In contrast, in patients who had sustained a fracture during a falling accident, no correlation between CTI and overall BMD could be found. However, these data showed relatively low statistical power and may be of risk for a type II error.

In patients with pertrochanteric fractures lower CTI values were found compared to patients without fractures but no significant differences regarding overall BMD. Measurement of the ap CTI and BMD was performed at the contralateral uninjured femur. Patients with non-symmetric distribution of BMD at both proximal femurs may not have been adequately assessed by this method. However, patients with prior surgery, congenital hip deformities or neurological diseases that could affect non-symmetric loading of both hips were excluded from the study. In addition, recently, Maeda et al. [18] evaluated the bone morphology and BMD of a group of patients with hip fractures in comparison to the uninjured contralateral side. In their study, no differences regarding BMD and bone distribution could be found between both hips. Therefore, we do not think that this theoretical limitation may have a significant impact on our results.

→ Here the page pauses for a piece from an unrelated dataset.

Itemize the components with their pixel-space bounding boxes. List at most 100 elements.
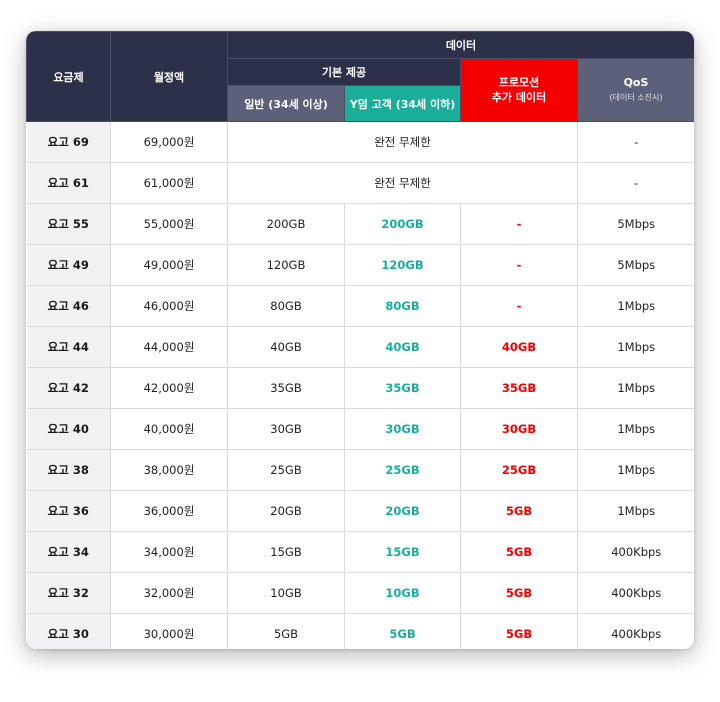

In the presented study, we used DEXA to assess BMD. This method evaluates BMD in terms of an areal density (g/cm2) calculated from the ratio of bone mineral content to projected area of bone tissue and does not give detailed information about the three-dimensional morphology of the bone and the exact distribution of BMD [19, 20]. Therefore, several authors have proposed quantitative computed tomography scanning (qCT) for precise evaluation of the distribution of BMD [1922].

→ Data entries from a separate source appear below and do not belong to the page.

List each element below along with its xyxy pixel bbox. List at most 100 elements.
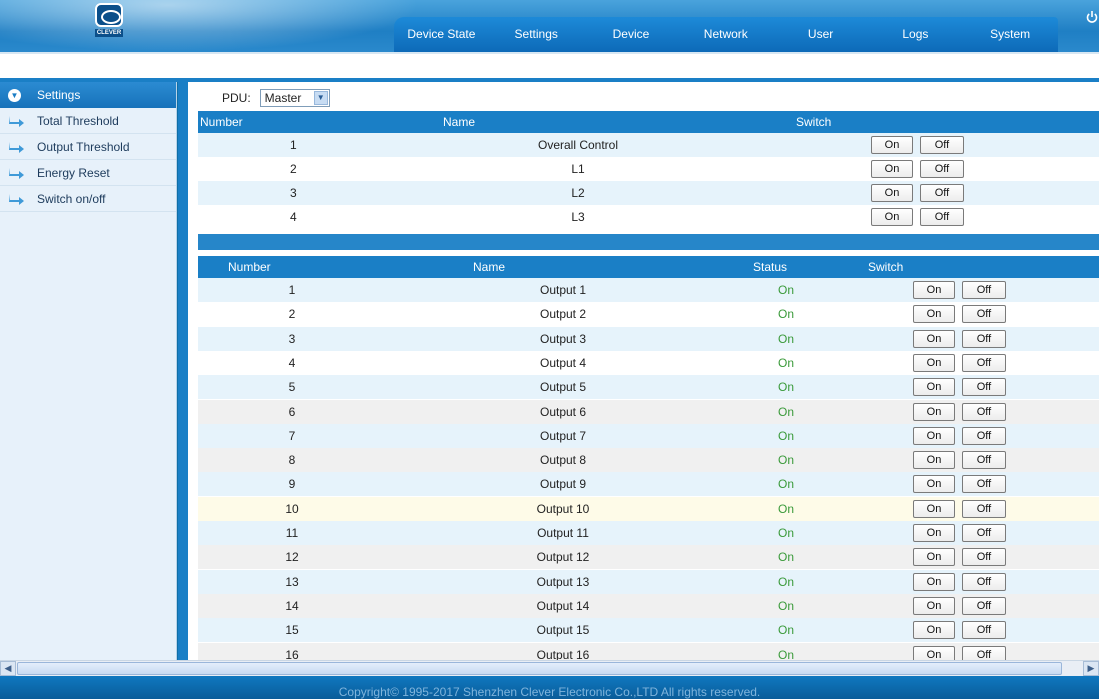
table-row: 2 Output 2 On On Off [198, 302, 1099, 327]
row-name: L3 [571, 210, 585, 224]
off-button[interactable]: Off [962, 621, 1006, 640]
off-button[interactable]: Off [962, 596, 1006, 615]
row-name: Output 6 [539, 404, 587, 419]
tab-device[interactable]: Device [584, 17, 679, 52]
row-number: 10 [285, 501, 299, 516]
table-row: 5 Output 5 On On Off [198, 375, 1099, 400]
off-button[interactable]: Off [962, 426, 1006, 445]
row-number: 5 [288, 380, 296, 395]
off-button[interactable]: Off [920, 208, 964, 226]
row-number: 2 [288, 307, 296, 322]
scroll-left-icon[interactable]: ◀ [0, 661, 16, 676]
pdu-selector-row: PDU: Master ▼ [198, 88, 330, 108]
off-button[interactable]: Off [962, 451, 1006, 470]
table-row: 3 L2 On Off [198, 181, 1099, 205]
table-row: 11 Output 11 On On Off [198, 521, 1099, 545]
row-name: Output 5 [539, 380, 587, 395]
off-button[interactable]: Off [962, 329, 1006, 348]
status-text: On [778, 477, 795, 492]
on-button[interactable]: On [913, 596, 955, 615]
footer-copyright: Copyright© 1995-2017 Shenzhen Clever Ele… [0, 676, 1099, 699]
clever-logo: CLEVER [95, 3, 123, 37]
on-button[interactable]: On [913, 548, 955, 567]
header-glow [0, 0, 420, 52]
off-button[interactable]: Off [962, 475, 1006, 494]
scroll-right-icon[interactable]: ▶ [1083, 661, 1099, 676]
on-button[interactable]: On [913, 499, 955, 518]
status-text: On [778, 598, 795, 613]
on-button[interactable]: On [913, 426, 955, 445]
table-row: 16 Output 16 On On Off [198, 642, 1099, 661]
off-button[interactable]: Off [920, 160, 964, 178]
off-button[interactable]: Off [962, 499, 1006, 518]
row-number: 11 [285, 526, 299, 540]
on-button[interactable]: On [871, 208, 913, 226]
on-button[interactable]: On [913, 475, 955, 494]
col-status: Status [753, 260, 788, 274]
row-name: Output 14 [536, 598, 590, 613]
pdu-select[interactable]: Master ▼ [259, 89, 330, 107]
on-button[interactable]: On [871, 160, 913, 178]
status-text: On [778, 501, 795, 516]
sidebar-header[interactable]: ▼ Settings [0, 82, 176, 108]
on-button[interactable]: On [913, 305, 955, 324]
row-number: 6 [288, 404, 296, 419]
scroll-thumb[interactable] [17, 662, 1062, 675]
phase-table-header: Number Name Switch [198, 111, 1099, 133]
sidebar-item-label: Output Threshold [37, 139, 130, 154]
chevron-down-icon[interactable]: ▼ [313, 91, 328, 105]
off-button[interactable]: Off [962, 378, 1006, 397]
off-button[interactable]: Off [962, 645, 1006, 660]
off-button[interactable]: Off [920, 184, 964, 202]
sidebar-item[interactable]: Energy Reset [0, 160, 176, 186]
chevron-down-icon: ▼ [8, 88, 21, 102]
row-number: 3 [290, 186, 297, 200]
off-button[interactable]: Off [962, 572, 1006, 591]
row-name: Output 3 [539, 331, 587, 346]
power-icon[interactable] [1086, 10, 1098, 24]
main-content: PDU: Master ▼ Number Name Switch 1 Overal… [188, 82, 1099, 660]
pdu-select-value: Master [264, 91, 302, 105]
on-button[interactable]: On [913, 621, 955, 640]
table-row: 4 L3 On Off [198, 205, 1099, 229]
row-name: Output 4 [539, 355, 587, 370]
sidebar-item[interactable]: Switch on/off [0, 186, 176, 212]
row-number: 9 [288, 477, 296, 492]
row-number: 4 [288, 355, 296, 370]
on-button[interactable]: On [913, 524, 955, 542]
off-button[interactable]: Off [962, 281, 1006, 299]
off-button[interactable]: Off [962, 305, 1006, 324]
tab-settings[interactable]: Settings [489, 17, 584, 52]
sidebar-item[interactable]: Output Threshold [0, 134, 176, 160]
tab-network[interactable]: Network [678, 17, 773, 52]
off-button[interactable]: Off [962, 524, 1006, 542]
table-row: 12 Output 12 On On Off [198, 545, 1099, 570]
status-text: On [778, 647, 795, 661]
sidebar-divider [178, 82, 188, 660]
tab-device-state[interactable]: Device State [394, 17, 489, 52]
on-button[interactable]: On [871, 184, 913, 202]
status-text: On [778, 428, 795, 443]
status-text: On [778, 283, 795, 297]
on-button[interactable]: On [913, 329, 955, 348]
horizontal-scrollbar[interactable]: ◀ ▶ [0, 660, 1099, 676]
col-number: Number [200, 115, 243, 129]
on-button[interactable]: On [871, 136, 913, 154]
tab-system[interactable]: System [963, 17, 1058, 52]
on-button[interactable]: On [913, 572, 955, 591]
off-button[interactable]: Off [962, 402, 1006, 421]
tab-logs[interactable]: Logs [868, 17, 963, 52]
table-row: 14 Output 14 On On Off [198, 593, 1099, 618]
off-button[interactable]: Off [962, 548, 1006, 567]
sidebar-item[interactable]: Total Threshold [0, 108, 176, 134]
on-button[interactable]: On [913, 353, 955, 372]
on-button[interactable]: On [913, 451, 955, 470]
off-button[interactable]: Off [962, 353, 1006, 372]
on-button[interactable]: On [913, 281, 955, 299]
off-button[interactable]: Off [920, 136, 964, 154]
on-button[interactable]: On [913, 402, 955, 421]
status-text: On [778, 453, 795, 468]
on-button[interactable]: On [913, 645, 955, 660]
on-button[interactable]: On [913, 378, 955, 397]
tab-user[interactable]: User [773, 17, 868, 52]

However, qCT was not routinely used in our department at the time when this study was planned and conducted and so it was not included into the study.

In summary, the CTI showed sufficient reliability for the use in daily practice. It showed significant and good correlation with the BMD of the proximal femur in patients who did not sustain a fracture during falling. In patients who sustained a proximal femoral fracture, no correlation between CTI and BMD could be found.

Conclusion

The CTI is a reliable tool for rough assessment of the BMD in patients without hip fractures. In geriatric patients who sustained low impact fractures of the proximal femur, the CTI shows insufficient correlation with the BMD.

Therefore, we do not recommend the CTI as routine parameter to assess the quality of implant anchorage or the need of additional implant augmentation when treating geriatric patients with hip fractures.